London-headquartered media and education group Pearson, owner of the Financial Times, will today post a 17% profit decline for 2000, attributing this to strategic reorganisation and heavy internet spending.
Despite the dive, the results bettered market expectations with pre-tax profits reaching £333 million ($489m), ahead of analysts’ estimates of between £310m-£330m. However, profit was substantially below the 1999 level of £402m.
During the year, Pearson had invested £196m in internet development compared with £39m the preceding year. The group claims that the huge increase in webspend will advance the move into profitability for its online financial news site FT.com and consumer education portal, Learning Network.

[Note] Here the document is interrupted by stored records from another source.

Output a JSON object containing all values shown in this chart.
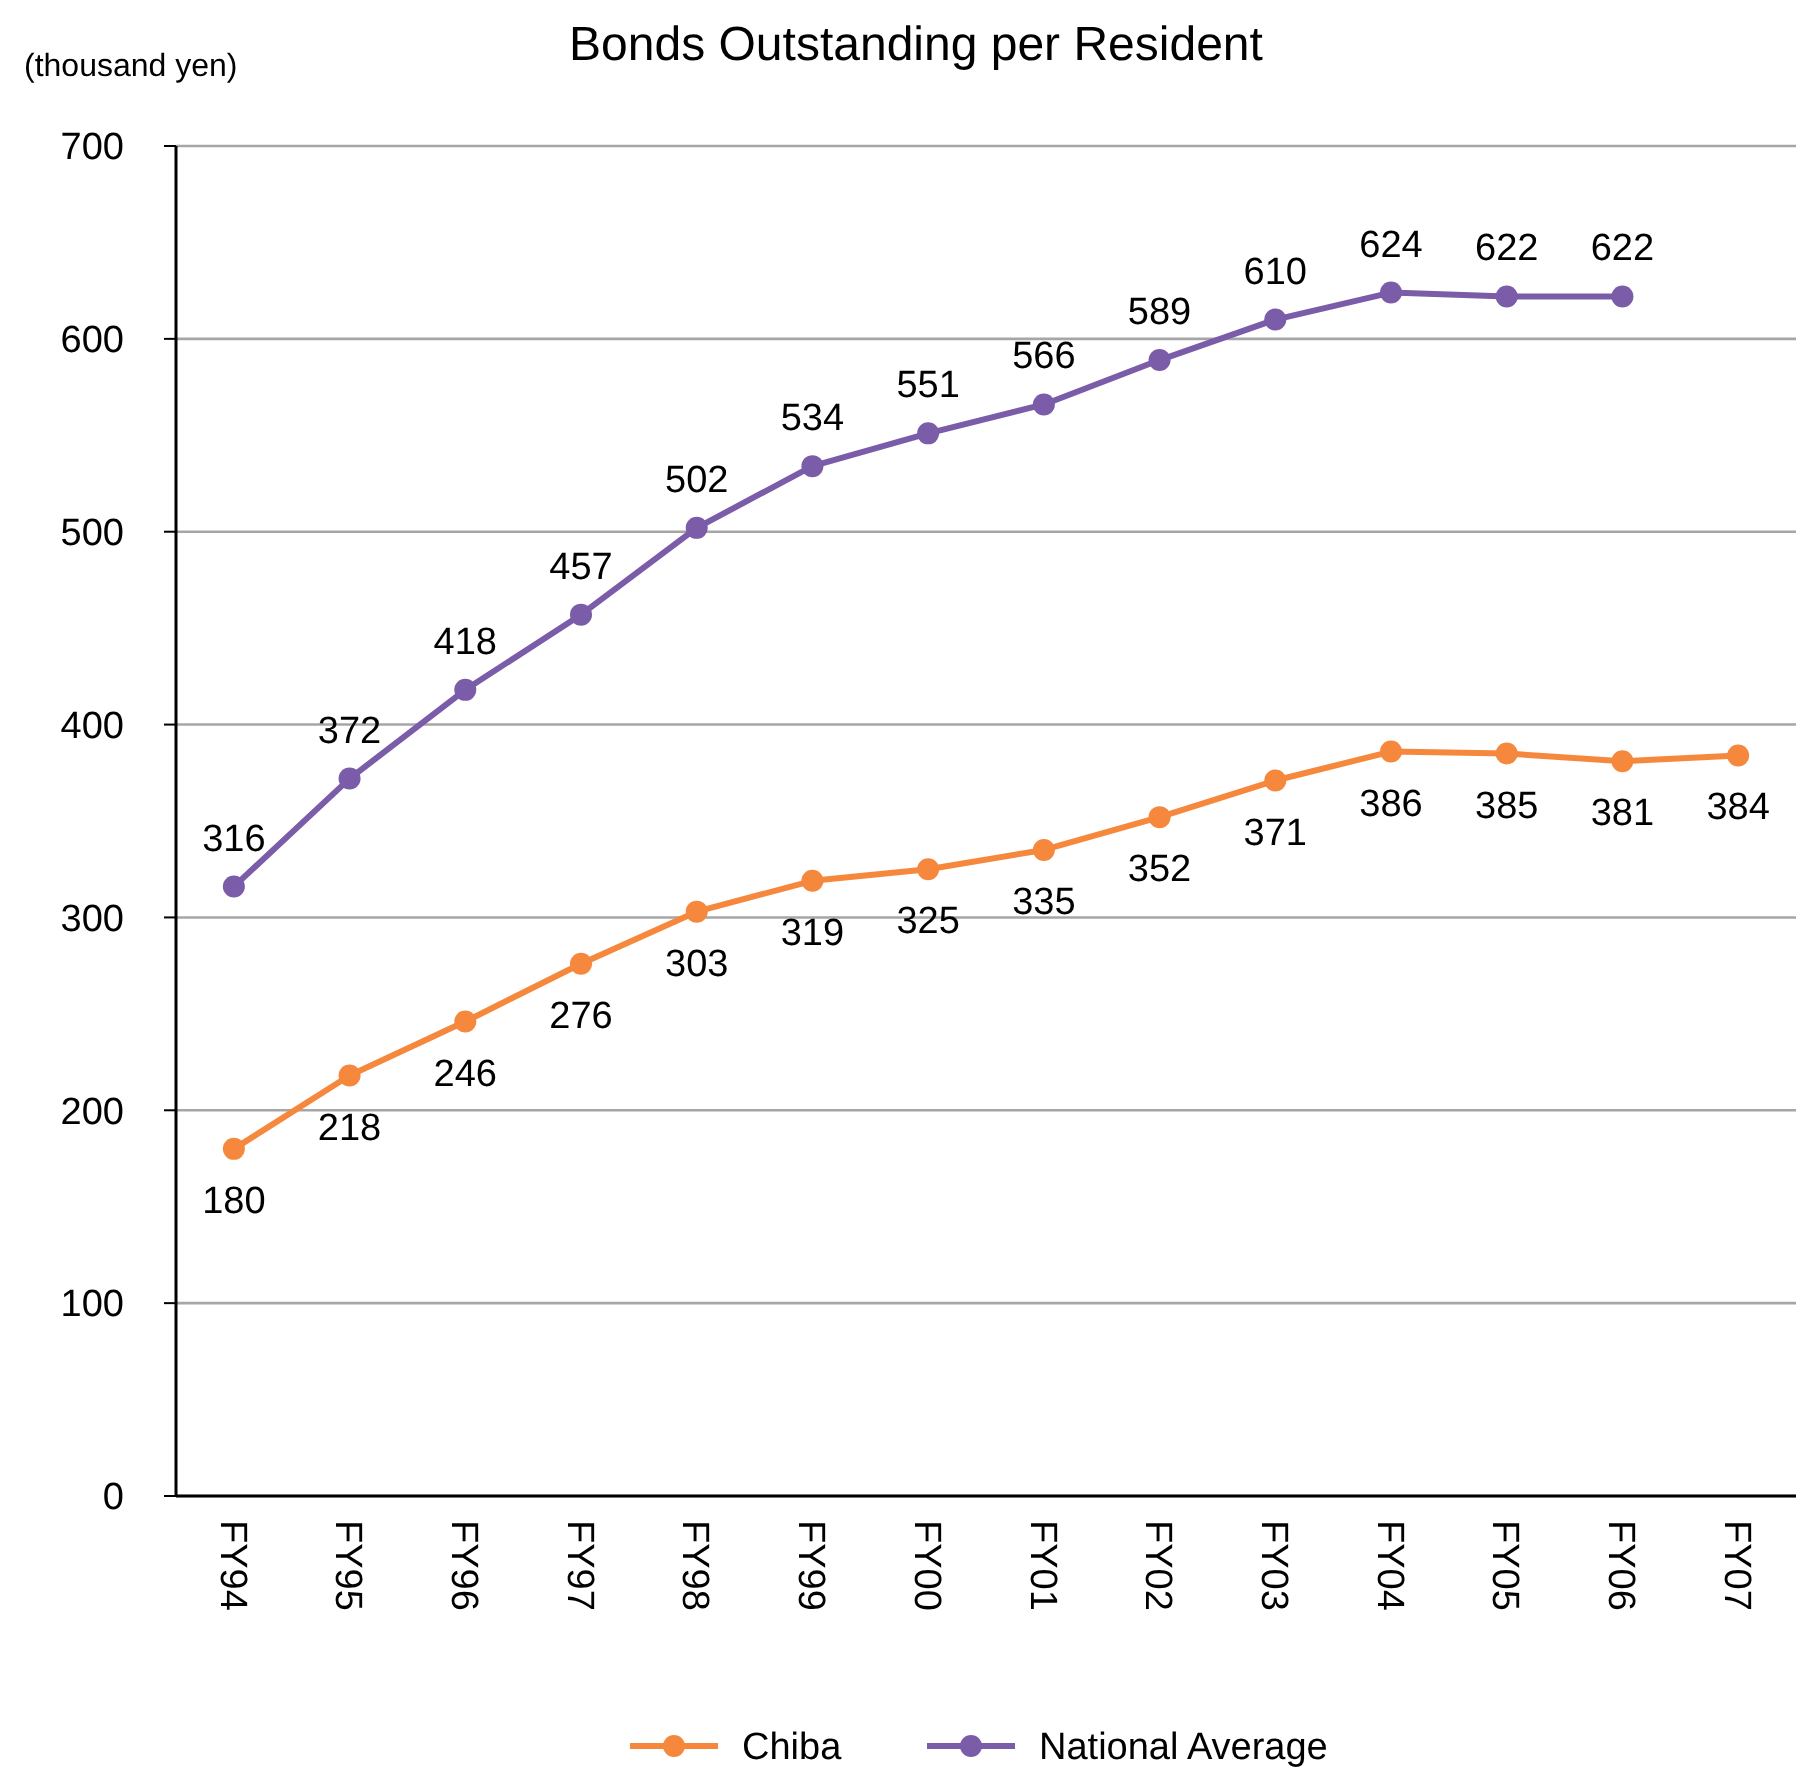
{
  "chart_data": {
    "type": "line",
    "title": "Bonds Outstanding per Resident",
    "ylabel": "(thousand yen)",
    "categories": [
      "FY94",
      "FY95",
      "FY96",
      "FY97",
      "FY98",
      "FY99",
      "FY00",
      "FY01",
      "FY02",
      "FY03",
      "FY04",
      "FY05",
      "FY06",
      "FY07"
    ],
    "series": [
      {
        "name": "Chiba",
        "color": "#f5883c",
        "values": [
          180,
          218,
          246,
          276,
          303,
          319,
          325,
          335,
          352,
          371,
          386,
          385,
          381,
          384
        ]
      },
      {
        "name": "National Average",
        "color": "#7a5ca8",
        "values": [
          316,
          372,
          418,
          457,
          502,
          534,
          551,
          566,
          589,
          610,
          624,
          622,
          622,
          null
        ]
      }
    ],
    "ylim": [
      0,
      700
    ],
    "yticks": [
      0,
      100,
      200,
      300,
      400,
      500,
      600,
      700
    ],
    "grid": "y",
    "legend": "bottom",
    "marker": "circle",
    "line_style": "solid",
    "data_labels": true
  }
}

The sites are now expected to emerge from the red at the end of 2002 and 2003 respectively, with substantially less investment required during the current fiscal.
Other media-related events contributed to the upheaval in 2000, among them the acquisition of lossmaking publisher Dorling Kindersley, the merging of Pearson Television with CLT-Ufa, and the purchase of a 22% stake in Bertelsmann-owned pan-European broadcaster RTL.
Says Pearson's high profile chief executive Majorie Scardino: "For the fourth straight year, we increased our organic revenue growth, improved our margins and turned in a good cash performance. We are making the moves that enable Pearson to grow more quickly and more profitably."
Separately, Pearson will today launch FT Mobile, a joint venture with mobile phone retailer Carphone Warehouse, offering business and financial content.